Die Menge an Kleidung, die man besaß, ist nach heutigen Maßstäben sehr gering. Der Leibeigene hatte
vielleicht nur ein oder zwei Sätze Kleidung, die freie Bauersfrau zwei Kleider für jeden Tag und ein Festtagskleid,
der wohlhabende Händler mag auch vier oder fünf komplette Ausstattungen besessen haben.
Aber selbst die Damen des Hochadels hatten im Vergleich zu heute noch wenig Kleidung, kann man doch aus verschiedenen
zeitgenössischen Heldensagen herauslesen, dass eine edle Jungfer zu ihrer Vermählung eine Truhe mit Kleidung und
zwei mit gutem Tuche, Bändern und Garnen mit in die Ehe brachte.
Die meisten Kleidungsstücke trugen zumindest andersfarbige Stoffstreifen als Schmuckbesatz. Wer mehr Zeit, Geschick
oder Vermögen hatte, trug Borten aller Art als Besatz oder hatte bestickte Kleidung.
Die Kleidung der Adeligen oder Reichen unterschied sich von der des einfachen Volkes hauptsächlich in der Qualität
der Stoffe und des Schmuckbesatzes. Erst im späten Hochmittelalter kamen längere und weitere ärmel für
beide Geschlechter auf, für Frauen auch das hinten verlängerte Kleid, dessen Saum man wie eine Schleppe hinter sich
herzog. Diese Verschwendung von Stoff zeigte Reichtum und Rang an. Es ging so weit, dass die ärmel hinter dem Rücken
geknotet werden mussten, da man sonst über die ärmelenden gefallen wäre.
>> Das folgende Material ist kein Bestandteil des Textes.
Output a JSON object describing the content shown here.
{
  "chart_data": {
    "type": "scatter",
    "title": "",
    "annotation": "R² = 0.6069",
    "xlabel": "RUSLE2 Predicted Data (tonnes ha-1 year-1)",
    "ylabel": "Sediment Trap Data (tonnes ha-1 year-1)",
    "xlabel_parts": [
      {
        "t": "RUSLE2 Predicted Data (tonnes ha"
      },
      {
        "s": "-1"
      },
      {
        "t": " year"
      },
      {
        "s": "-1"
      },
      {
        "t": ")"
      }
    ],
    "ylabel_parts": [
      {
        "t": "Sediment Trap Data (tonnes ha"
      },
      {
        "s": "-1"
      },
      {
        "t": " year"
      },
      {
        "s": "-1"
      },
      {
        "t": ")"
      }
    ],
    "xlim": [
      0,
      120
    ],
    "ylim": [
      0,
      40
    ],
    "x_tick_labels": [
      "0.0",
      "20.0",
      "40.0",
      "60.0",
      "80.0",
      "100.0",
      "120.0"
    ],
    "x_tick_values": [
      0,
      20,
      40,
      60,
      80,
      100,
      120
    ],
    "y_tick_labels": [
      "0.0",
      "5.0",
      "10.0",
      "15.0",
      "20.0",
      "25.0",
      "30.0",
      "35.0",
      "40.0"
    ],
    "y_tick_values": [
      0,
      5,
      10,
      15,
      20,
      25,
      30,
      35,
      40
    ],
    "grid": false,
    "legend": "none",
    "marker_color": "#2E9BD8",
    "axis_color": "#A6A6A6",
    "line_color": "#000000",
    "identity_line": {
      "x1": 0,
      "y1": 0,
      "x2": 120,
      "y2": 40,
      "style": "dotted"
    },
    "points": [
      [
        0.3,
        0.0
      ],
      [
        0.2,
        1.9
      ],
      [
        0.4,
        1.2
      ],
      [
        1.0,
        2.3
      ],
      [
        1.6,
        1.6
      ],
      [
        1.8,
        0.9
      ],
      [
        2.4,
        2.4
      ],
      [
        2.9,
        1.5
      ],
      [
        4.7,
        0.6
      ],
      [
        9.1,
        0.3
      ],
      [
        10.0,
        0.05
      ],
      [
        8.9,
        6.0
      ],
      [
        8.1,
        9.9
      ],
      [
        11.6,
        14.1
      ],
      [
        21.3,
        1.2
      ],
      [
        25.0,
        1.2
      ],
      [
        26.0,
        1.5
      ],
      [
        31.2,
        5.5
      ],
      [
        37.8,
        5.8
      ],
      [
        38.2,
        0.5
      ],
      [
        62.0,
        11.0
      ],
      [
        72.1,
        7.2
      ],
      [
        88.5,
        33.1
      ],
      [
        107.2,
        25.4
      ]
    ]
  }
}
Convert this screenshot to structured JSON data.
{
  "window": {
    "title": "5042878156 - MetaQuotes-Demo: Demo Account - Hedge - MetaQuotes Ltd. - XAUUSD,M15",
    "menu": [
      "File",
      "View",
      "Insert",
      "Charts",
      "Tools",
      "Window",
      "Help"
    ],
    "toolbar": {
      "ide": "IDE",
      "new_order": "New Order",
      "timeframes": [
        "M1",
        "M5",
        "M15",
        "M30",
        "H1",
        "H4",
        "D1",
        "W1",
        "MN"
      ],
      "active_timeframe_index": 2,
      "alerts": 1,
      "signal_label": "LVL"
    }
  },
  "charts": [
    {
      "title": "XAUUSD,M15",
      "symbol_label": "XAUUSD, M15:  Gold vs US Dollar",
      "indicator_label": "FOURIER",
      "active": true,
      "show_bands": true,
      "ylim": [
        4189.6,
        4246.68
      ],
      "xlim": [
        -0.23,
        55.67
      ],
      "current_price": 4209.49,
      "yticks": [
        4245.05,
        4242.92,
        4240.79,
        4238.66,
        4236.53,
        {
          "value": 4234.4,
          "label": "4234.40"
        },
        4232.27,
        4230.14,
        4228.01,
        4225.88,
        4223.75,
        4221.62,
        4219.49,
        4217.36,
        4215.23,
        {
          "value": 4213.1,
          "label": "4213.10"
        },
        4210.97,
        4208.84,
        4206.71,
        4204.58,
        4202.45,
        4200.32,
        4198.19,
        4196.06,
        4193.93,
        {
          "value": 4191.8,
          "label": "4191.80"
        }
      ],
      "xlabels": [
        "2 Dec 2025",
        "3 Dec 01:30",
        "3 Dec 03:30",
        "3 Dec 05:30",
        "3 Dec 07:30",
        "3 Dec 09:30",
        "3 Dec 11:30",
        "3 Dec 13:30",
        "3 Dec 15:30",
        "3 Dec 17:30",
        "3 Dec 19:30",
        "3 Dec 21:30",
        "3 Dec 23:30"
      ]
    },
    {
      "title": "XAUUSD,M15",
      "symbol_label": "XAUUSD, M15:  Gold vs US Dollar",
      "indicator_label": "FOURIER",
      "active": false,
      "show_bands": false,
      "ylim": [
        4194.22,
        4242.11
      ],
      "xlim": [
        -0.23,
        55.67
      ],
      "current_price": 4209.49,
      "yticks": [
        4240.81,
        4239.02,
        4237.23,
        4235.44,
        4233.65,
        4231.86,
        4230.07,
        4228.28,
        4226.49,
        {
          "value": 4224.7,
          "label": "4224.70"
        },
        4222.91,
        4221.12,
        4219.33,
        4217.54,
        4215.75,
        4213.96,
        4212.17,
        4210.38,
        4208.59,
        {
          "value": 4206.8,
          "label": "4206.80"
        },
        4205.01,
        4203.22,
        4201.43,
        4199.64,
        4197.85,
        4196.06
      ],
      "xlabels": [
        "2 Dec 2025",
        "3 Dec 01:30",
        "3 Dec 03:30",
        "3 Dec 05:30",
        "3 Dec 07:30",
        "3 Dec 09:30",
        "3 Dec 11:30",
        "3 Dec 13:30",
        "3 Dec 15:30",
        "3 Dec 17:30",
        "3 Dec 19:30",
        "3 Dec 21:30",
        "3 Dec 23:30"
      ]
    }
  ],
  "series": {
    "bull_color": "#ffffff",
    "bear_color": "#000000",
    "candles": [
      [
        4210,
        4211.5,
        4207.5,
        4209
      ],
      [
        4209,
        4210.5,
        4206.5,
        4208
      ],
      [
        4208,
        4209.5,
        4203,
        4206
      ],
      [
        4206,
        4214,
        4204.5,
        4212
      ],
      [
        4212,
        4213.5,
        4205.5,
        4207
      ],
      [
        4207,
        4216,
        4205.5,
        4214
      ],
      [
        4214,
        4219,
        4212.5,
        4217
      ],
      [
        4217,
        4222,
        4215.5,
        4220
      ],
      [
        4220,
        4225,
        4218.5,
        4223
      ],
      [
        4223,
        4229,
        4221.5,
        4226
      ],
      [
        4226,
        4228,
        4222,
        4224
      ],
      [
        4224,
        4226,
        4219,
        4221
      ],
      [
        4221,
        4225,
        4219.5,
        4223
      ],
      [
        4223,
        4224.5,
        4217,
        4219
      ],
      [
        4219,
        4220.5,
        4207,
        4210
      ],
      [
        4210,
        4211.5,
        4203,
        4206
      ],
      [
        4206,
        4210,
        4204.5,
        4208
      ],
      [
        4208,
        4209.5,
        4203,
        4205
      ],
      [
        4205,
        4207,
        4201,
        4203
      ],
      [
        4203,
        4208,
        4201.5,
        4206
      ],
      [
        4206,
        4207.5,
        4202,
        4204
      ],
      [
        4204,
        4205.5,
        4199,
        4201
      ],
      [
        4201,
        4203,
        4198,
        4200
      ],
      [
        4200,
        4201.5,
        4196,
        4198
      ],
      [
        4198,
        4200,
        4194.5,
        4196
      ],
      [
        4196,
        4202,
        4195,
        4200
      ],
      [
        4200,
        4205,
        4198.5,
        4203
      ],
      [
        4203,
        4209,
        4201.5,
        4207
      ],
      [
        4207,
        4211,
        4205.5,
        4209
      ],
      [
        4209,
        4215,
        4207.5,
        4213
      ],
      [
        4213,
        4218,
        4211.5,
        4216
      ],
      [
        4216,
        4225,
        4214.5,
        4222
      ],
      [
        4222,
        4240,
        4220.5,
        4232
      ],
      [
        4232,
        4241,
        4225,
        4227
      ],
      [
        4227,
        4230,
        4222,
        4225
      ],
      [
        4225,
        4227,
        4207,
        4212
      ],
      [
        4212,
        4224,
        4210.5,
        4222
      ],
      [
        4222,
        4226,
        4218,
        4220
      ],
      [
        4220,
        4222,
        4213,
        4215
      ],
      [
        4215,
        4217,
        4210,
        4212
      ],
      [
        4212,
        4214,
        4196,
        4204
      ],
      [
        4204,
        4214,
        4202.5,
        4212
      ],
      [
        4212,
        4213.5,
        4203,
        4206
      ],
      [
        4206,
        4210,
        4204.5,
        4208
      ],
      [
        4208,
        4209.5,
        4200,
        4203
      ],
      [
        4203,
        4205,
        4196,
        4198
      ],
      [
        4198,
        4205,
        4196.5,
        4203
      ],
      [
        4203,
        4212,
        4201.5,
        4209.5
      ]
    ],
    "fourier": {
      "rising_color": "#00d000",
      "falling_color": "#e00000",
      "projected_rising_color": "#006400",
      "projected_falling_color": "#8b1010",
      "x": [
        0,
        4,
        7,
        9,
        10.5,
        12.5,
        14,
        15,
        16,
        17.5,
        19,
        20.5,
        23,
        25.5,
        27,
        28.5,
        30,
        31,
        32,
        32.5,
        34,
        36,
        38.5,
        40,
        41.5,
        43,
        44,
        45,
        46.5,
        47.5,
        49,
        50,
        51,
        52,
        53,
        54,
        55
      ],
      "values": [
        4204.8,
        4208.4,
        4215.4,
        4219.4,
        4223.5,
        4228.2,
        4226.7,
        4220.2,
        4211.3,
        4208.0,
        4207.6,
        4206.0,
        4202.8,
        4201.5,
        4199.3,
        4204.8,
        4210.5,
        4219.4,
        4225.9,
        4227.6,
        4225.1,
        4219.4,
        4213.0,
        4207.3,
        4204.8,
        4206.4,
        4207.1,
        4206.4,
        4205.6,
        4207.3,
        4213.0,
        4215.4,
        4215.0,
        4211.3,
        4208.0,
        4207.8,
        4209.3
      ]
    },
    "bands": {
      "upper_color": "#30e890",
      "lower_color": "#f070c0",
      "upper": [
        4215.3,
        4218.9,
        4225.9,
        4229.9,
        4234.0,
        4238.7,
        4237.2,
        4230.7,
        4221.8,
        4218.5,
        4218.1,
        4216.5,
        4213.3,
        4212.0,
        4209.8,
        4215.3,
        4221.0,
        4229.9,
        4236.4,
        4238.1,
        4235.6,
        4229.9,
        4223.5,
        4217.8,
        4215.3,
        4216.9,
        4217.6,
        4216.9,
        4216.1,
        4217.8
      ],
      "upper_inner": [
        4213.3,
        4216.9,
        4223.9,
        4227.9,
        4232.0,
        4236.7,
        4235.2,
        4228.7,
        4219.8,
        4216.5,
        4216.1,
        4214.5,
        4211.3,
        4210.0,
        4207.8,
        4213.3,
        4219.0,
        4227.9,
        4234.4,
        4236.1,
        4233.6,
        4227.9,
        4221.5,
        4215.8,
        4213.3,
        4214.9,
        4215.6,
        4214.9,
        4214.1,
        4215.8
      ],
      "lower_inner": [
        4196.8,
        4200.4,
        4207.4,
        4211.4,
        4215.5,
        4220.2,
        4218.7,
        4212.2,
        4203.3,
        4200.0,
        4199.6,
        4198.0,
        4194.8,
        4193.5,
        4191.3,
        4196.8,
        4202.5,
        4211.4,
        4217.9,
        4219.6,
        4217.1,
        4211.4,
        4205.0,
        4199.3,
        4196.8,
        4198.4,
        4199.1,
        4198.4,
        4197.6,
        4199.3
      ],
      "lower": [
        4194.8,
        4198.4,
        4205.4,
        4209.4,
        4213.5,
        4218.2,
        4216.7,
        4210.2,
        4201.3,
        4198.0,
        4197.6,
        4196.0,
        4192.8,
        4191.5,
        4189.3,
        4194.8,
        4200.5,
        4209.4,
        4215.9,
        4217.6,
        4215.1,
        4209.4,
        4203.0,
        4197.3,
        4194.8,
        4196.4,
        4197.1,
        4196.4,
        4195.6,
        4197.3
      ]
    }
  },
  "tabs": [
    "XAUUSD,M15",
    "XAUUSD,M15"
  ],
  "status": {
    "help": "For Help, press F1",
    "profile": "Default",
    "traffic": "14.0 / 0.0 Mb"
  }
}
Trotzdem trug auch die Edelfrau als Alltagskleidung Gewänder, die denen einer wohlhabenden Handwerkersfrau glichen, denn
auch die Edeldame hatte einen Garten zu pflegen, die Arbeiten in Haus und Küche zu beaufsichtigen und mit Hand anzulegen
- dabei sollten natürlich die guten, wertvollen Gewänder nicht leiden.